11. Dr Rowell and his running of the hospital, making funds available, a stickler for rules and tradition, relationship with Vera and his speech on her departure, his growing less sympathetic, to Jessica's taking Annie out, the visit to the Health Commission, his awareness of the parents, commissioning the report but not reading it, refusing to see Annie in action? His reaction to the articles in the paper? The discussions with John and his reminiscences about the awful conditions, 25 years of change? His embarrassment during the court case especially about his not reading the report, his staying with his own judgment? His being symbolic of well-meaning but hard-line institution people?
12. John the young doctor, his interest, the test and Annie's failure, the support, his discussions with the lawyer and helping him, the court case and the clarity of his testimony?
13. The Health Commission, their not co-operating with Jessica, the wariness about the trial, supporting Dr Rowell?
14. Annie's parents, their initial reaction to Jessica's work, their trust, their upset - especially when it was proven that she was intelligent and they had not realised it? The film showing their burden?
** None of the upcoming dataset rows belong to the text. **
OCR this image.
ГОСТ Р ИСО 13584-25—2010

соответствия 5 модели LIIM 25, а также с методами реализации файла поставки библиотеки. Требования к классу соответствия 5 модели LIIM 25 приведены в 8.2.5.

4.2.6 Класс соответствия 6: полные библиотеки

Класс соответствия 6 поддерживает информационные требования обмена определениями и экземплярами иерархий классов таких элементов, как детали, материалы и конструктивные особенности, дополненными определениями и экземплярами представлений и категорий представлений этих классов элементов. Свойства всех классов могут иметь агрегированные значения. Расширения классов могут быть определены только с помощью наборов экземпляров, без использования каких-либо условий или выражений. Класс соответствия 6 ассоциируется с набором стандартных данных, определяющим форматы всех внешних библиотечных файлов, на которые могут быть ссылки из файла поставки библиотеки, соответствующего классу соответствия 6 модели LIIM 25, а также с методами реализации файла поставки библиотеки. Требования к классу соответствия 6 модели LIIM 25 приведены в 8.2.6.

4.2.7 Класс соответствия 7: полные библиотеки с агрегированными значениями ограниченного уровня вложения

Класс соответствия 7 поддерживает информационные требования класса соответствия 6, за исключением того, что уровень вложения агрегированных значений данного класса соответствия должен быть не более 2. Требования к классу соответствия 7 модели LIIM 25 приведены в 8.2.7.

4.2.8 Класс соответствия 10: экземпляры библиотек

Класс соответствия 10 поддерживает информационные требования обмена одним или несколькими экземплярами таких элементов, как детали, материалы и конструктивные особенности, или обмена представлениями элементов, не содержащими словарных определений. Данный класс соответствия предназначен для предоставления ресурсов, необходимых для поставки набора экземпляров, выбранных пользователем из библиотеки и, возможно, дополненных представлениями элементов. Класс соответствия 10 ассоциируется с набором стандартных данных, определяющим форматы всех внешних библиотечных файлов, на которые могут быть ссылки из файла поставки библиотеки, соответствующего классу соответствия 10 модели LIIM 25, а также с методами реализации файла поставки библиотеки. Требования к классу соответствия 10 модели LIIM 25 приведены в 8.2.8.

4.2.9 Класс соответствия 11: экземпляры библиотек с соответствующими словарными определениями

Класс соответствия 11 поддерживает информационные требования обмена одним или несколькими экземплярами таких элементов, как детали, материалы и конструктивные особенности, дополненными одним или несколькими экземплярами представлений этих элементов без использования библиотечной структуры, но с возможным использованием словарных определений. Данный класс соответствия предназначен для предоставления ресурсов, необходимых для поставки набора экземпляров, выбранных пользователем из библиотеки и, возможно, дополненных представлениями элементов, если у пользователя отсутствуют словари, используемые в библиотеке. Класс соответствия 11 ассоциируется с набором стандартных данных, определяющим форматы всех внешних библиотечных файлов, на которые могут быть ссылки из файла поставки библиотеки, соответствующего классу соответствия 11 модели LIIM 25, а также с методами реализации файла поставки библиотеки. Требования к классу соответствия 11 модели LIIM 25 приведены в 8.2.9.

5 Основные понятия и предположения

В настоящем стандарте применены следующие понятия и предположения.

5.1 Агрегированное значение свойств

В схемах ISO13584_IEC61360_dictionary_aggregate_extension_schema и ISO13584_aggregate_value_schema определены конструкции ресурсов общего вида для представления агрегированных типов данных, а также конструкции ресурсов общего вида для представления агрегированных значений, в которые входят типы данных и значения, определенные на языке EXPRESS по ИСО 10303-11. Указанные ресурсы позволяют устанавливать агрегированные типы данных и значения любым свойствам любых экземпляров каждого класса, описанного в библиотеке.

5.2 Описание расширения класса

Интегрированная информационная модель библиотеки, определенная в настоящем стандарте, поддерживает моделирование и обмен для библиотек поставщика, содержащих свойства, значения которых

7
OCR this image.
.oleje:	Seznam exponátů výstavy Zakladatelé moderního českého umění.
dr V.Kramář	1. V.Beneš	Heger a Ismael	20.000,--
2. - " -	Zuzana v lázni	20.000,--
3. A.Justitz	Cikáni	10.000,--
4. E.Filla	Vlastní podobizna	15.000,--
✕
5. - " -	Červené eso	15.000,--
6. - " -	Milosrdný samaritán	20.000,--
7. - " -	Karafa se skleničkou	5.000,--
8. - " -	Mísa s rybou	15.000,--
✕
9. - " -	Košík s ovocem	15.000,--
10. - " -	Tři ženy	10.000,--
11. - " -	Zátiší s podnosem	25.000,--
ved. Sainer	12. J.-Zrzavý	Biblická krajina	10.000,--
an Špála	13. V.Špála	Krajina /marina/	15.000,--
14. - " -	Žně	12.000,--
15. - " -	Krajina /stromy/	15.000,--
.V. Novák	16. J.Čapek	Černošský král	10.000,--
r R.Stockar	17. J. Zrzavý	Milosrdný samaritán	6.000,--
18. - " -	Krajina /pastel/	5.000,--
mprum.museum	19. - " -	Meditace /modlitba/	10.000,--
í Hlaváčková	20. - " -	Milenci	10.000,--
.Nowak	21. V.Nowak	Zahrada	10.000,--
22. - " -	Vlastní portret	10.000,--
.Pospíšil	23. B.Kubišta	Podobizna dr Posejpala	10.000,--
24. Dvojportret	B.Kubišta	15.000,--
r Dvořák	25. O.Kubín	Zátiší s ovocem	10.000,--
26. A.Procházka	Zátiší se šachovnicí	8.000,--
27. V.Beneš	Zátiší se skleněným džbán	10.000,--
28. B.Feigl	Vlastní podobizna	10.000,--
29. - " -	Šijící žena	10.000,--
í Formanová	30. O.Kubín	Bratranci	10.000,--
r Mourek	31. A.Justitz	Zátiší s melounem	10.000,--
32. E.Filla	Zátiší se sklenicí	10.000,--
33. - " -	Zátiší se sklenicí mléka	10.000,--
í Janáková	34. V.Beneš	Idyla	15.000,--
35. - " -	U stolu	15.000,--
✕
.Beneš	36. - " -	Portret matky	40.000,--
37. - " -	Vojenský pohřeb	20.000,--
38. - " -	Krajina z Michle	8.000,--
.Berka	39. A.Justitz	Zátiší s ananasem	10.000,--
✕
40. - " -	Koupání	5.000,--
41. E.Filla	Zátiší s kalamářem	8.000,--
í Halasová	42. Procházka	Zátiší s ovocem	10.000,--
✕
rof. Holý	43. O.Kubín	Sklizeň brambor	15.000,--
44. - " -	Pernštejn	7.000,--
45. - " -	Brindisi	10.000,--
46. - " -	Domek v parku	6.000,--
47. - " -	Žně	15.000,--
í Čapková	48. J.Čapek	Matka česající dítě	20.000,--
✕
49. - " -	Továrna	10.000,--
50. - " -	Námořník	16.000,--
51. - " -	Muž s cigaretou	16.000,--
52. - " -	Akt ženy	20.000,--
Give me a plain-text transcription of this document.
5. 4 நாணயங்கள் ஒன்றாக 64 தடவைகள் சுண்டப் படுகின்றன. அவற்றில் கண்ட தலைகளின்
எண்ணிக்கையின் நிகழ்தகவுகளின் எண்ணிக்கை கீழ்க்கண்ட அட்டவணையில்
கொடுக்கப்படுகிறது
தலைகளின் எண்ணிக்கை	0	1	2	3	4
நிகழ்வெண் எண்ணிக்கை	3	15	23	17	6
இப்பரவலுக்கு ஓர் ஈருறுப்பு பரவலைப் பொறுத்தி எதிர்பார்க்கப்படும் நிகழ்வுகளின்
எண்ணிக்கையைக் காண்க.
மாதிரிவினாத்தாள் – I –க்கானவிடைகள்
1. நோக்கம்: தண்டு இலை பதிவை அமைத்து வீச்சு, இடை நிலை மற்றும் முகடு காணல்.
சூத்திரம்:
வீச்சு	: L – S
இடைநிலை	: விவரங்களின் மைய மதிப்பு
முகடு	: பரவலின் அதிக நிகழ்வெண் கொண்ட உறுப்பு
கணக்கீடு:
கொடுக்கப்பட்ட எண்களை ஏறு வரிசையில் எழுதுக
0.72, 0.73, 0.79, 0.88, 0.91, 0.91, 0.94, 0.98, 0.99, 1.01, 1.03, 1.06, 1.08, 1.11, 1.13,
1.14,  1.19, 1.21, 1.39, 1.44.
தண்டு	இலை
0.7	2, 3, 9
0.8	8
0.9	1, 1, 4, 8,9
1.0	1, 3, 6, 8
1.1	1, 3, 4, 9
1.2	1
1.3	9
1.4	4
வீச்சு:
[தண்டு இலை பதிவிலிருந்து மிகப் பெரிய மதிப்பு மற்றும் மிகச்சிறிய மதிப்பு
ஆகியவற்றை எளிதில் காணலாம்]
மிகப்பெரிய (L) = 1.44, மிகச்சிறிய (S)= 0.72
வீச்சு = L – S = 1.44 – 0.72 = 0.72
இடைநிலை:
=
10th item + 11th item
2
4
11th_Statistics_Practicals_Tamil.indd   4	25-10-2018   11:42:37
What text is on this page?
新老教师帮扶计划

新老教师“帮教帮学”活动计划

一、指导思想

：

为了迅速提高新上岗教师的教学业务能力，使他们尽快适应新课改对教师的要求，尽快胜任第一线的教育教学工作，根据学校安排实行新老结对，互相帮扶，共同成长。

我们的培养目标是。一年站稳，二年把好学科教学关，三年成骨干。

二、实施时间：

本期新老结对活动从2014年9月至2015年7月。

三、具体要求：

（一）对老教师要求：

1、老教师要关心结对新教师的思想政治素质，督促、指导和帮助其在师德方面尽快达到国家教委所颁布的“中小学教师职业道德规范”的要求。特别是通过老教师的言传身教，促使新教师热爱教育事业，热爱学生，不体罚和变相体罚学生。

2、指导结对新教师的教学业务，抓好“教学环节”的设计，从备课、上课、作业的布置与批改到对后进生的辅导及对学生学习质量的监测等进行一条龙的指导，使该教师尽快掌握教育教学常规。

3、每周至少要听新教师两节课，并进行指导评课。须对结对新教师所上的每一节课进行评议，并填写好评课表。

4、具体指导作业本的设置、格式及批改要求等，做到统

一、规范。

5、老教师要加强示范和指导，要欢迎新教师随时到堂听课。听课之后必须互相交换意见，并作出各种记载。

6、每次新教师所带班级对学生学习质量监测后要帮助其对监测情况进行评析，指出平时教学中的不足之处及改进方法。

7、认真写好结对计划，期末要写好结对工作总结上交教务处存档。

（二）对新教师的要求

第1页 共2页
15. Vera and her work, her staying 15 years, her sense of inadequacy, the presentation and her farewell, the jokes about her smoking, her coming to make the report, her testimony at the trial, her anger with Jessica and statements about her feeling impotent?
16. The lawyer, his support, his way with words, genial manner? His humorous handling of the case, meeting with Annie, behaviour in the trial? His assistant?
17. The judge, his attending to the testimony, his decision about the test for Annie - and his discussion with her, smoking? His final summation?
18. The nurses and their suspicion, their comments about the children - and the horror that the children could understand the derogatory remarks? Sally and her offhand manner, her pleasant manner with the children, support of Jessica?
19. The contrast with Sister Waterman and her strictness - a real character, caricature?
20. A film of humanity, dignity? Care and concern?